4. The method as recited in claim 3, wherein imputing missing information includes learning an individual concept matrix for each patient where the cohort is heterogeneous.

5. The method as recited in claim 3, wherein imputing missing information includes sharing the concept matrix among the cohort where the cohort is homogeneous.

6. The method as recited in claim 3, further comprising solving the optimization problem to densify the plurality of matrices.

7. The method as recited in claim 6, further comprising determining the densified patient matrix as a product of the plurality of matrices.

8. The method as recited in claim 3, further comprising solving the optimization problem by block coordinate descent.

9. The method as recited in claim 8, wherein a solution to the optimization problem includes a local minima having a lowest function value.

10. The method as recited in claim 1, wherein decomposing and imputing are performed simultaneously.

11. A computer readable storage medium comprising a computer readable program for data densification, wherein the computer readable program when executed on a computer causes the computer to perform the steps of:

representing patient data as a sparse patient matrix for each patient;

decomposing the sparse patient matrix into a plurality of matrices including a concept matrix indicating medical concepts of the patient data and an evolution matrix indicating a temporal relationship of the medical concepts; and

imputing missing information in the sparse patient matrix based on the plurality of matrices to provide a densified patient matrix.

12. A system for data densification, comprising:

a matrix formation module configured to represent patient data as a sparse patient matrix for each patient;

a factorization module configured to decompose the sparse patient matrix into a plurality of matrices including a concept matrix indicating medical concepts of the patient data and an evolution matrix indicating a temporal relationship of the medical concepts; and

an imputation module configured to impute missing information in the sparse patient matrix using a processor based on the plurality of matrices to provide a densified patient matrix.

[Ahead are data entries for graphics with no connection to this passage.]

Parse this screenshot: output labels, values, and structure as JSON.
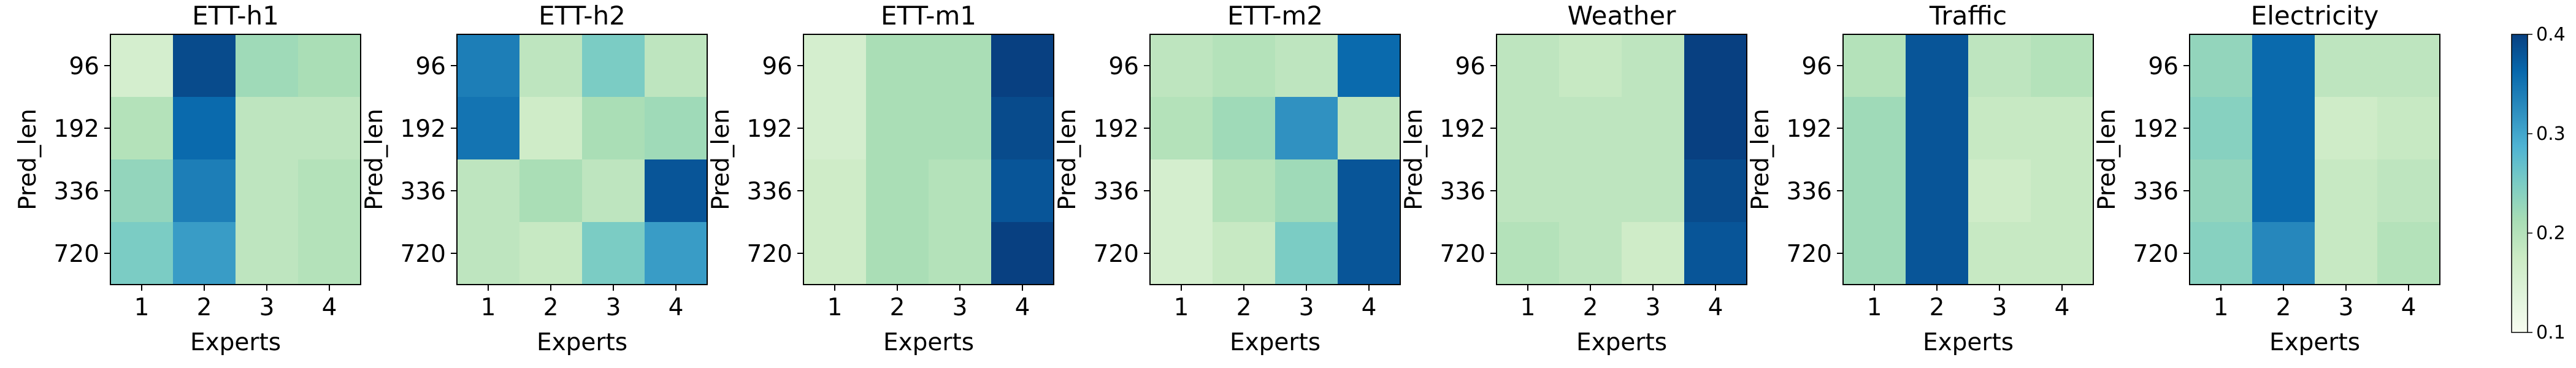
{
  "chart_data": [
    {
      "type": "heatmap",
      "title": "ETT-h1",
      "xlabel": "Experts",
      "ylabel": "Pred_len",
      "x_categories": [
        "1",
        "2",
        "3",
        "4"
      ],
      "y_categories": [
        "96",
        "192",
        "336",
        "720"
      ],
      "values": [
        [
          0.16,
          0.39,
          0.22,
          0.21
        ],
        [
          0.2,
          0.36,
          0.19,
          0.19
        ],
        [
          0.23,
          0.34,
          0.19,
          0.2
        ],
        [
          0.25,
          0.31,
          0.19,
          0.2
        ]
      ]
    },
    {
      "type": "heatmap",
      "title": "ETT-h2",
      "xlabel": "Experts",
      "ylabel": "Pred_len",
      "x_categories": [
        "1",
        "2",
        "3",
        "4"
      ],
      "y_categories": [
        "96",
        "192",
        "336",
        "720"
      ],
      "values": [
        [
          0.34,
          0.19,
          0.25,
          0.19
        ],
        [
          0.35,
          0.17,
          0.21,
          0.22
        ],
        [
          0.19,
          0.21,
          0.19,
          0.38
        ],
        [
          0.19,
          0.18,
          0.25,
          0.31
        ]
      ]
    },
    {
      "type": "heatmap",
      "title": "ETT-m1",
      "xlabel": "Experts",
      "ylabel": "Pred_len",
      "x_categories": [
        "1",
        "2",
        "3",
        "4"
      ],
      "y_categories": [
        "96",
        "192",
        "336",
        "720"
      ],
      "values": [
        [
          0.16,
          0.21,
          0.21,
          0.4
        ],
        [
          0.16,
          0.21,
          0.21,
          0.39
        ],
        [
          0.17,
          0.21,
          0.2,
          0.38
        ],
        [
          0.17,
          0.21,
          0.2,
          0.4
        ]
      ]
    },
    {
      "type": "heatmap",
      "title": "ETT-m2",
      "xlabel": "Experts",
      "ylabel": "Pred_len",
      "x_categories": [
        "1",
        "2",
        "3",
        "4"
      ],
      "y_categories": [
        "96",
        "192",
        "336",
        "720"
      ],
      "values": [
        [
          0.19,
          0.2,
          0.19,
          0.36
        ],
        [
          0.2,
          0.22,
          0.32,
          0.19
        ],
        [
          0.16,
          0.2,
          0.22,
          0.38
        ],
        [
          0.16,
          0.18,
          0.25,
          0.38
        ]
      ]
    },
    {
      "type": "heatmap",
      "title": "Weather",
      "xlabel": "Experts",
      "ylabel": "Pred_len",
      "x_categories": [
        "1",
        "2",
        "3",
        "4"
      ],
      "y_categories": [
        "96",
        "192",
        "336",
        "720"
      ],
      "values": [
        [
          0.19,
          0.18,
          0.19,
          0.41
        ],
        [
          0.19,
          0.19,
          0.19,
          0.41
        ],
        [
          0.19,
          0.19,
          0.19,
          0.39
        ],
        [
          0.2,
          0.19,
          0.17,
          0.38
        ]
      ]
    },
    {
      "type": "heatmap",
      "title": "Traffic",
      "xlabel": "Experts",
      "ylabel": "Pred_len",
      "x_categories": [
        "1",
        "2",
        "3",
        "4"
      ],
      "y_categories": [
        "96",
        "192",
        "336",
        "720"
      ],
      "values": [
        [
          0.2,
          0.38,
          0.19,
          0.2
        ],
        [
          0.22,
          0.38,
          0.18,
          0.18
        ],
        [
          0.22,
          0.38,
          0.17,
          0.18
        ],
        [
          0.22,
          0.38,
          0.18,
          0.18
        ]
      ]
    },
    {
      "type": "heatmap",
      "title": "Electricity",
      "xlabel": "Experts",
      "ylabel": "Pred_len",
      "x_categories": [
        "1",
        "2",
        "3",
        "4"
      ],
      "y_categories": [
        "96",
        "192",
        "336",
        "720"
      ],
      "values": [
        [
          0.23,
          0.36,
          0.19,
          0.19
        ],
        [
          0.24,
          0.36,
          0.17,
          0.18
        ],
        [
          0.23,
          0.36,
          0.18,
          0.19
        ],
        [
          0.24,
          0.33,
          0.18,
          0.2
        ]
      ]
    }
  ],
  "colorbar": {
    "colormap": "GnBu",
    "vmin": 0.1,
    "vmax": 0.4,
    "ticks": [
      0.1,
      0.2,
      0.3,
      0.4
    ],
    "tick_labels": [
      "0.1",
      "0.2",
      "0.3",
      "0.4"
    ],
    "colors": [
      "#f7fcf0",
      "#e0f3db",
      "#ccebc5",
      "#a8ddb5",
      "#7bccc4",
      "#4eb3d3",
      "#2b8cbe",
      "#0868ac",
      "#084081"
    ]
  }
}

13. The system as recited in claim 12, wherein the missing information is represented by zeros in the sparse patient matrix.

14. The system as recited in claim 12, wherein the imputation module is further configured to formulate an optimization problem based on a nature of a cohort of patients.

15. The system as recited in claim 14, wherein the imputation module is further configured to learn an individual concept matrix for each patient where the cohort is heterogeneous.

16. The system as recited in claim 14, wherein the imputation module is further configured to share the concept matrix among the cohort where the cohort is homogeneous.

17. The system as recited in claim 14, further comprising a solving module configured to solve the optimization problem to densify the plurality of matrices.

18. The system as recited in claim 17, wherein the solving module is further configured to determine the densified patient matrix as a product of the plurality of matrices.

19. The system as recited in claim 14, further comprising a solving module configured to solve the optimization problem by block coordinate descent.

20. The system as recited in claim 19, wherein a solution to the optimization problem includes a local minima having a lowest function value.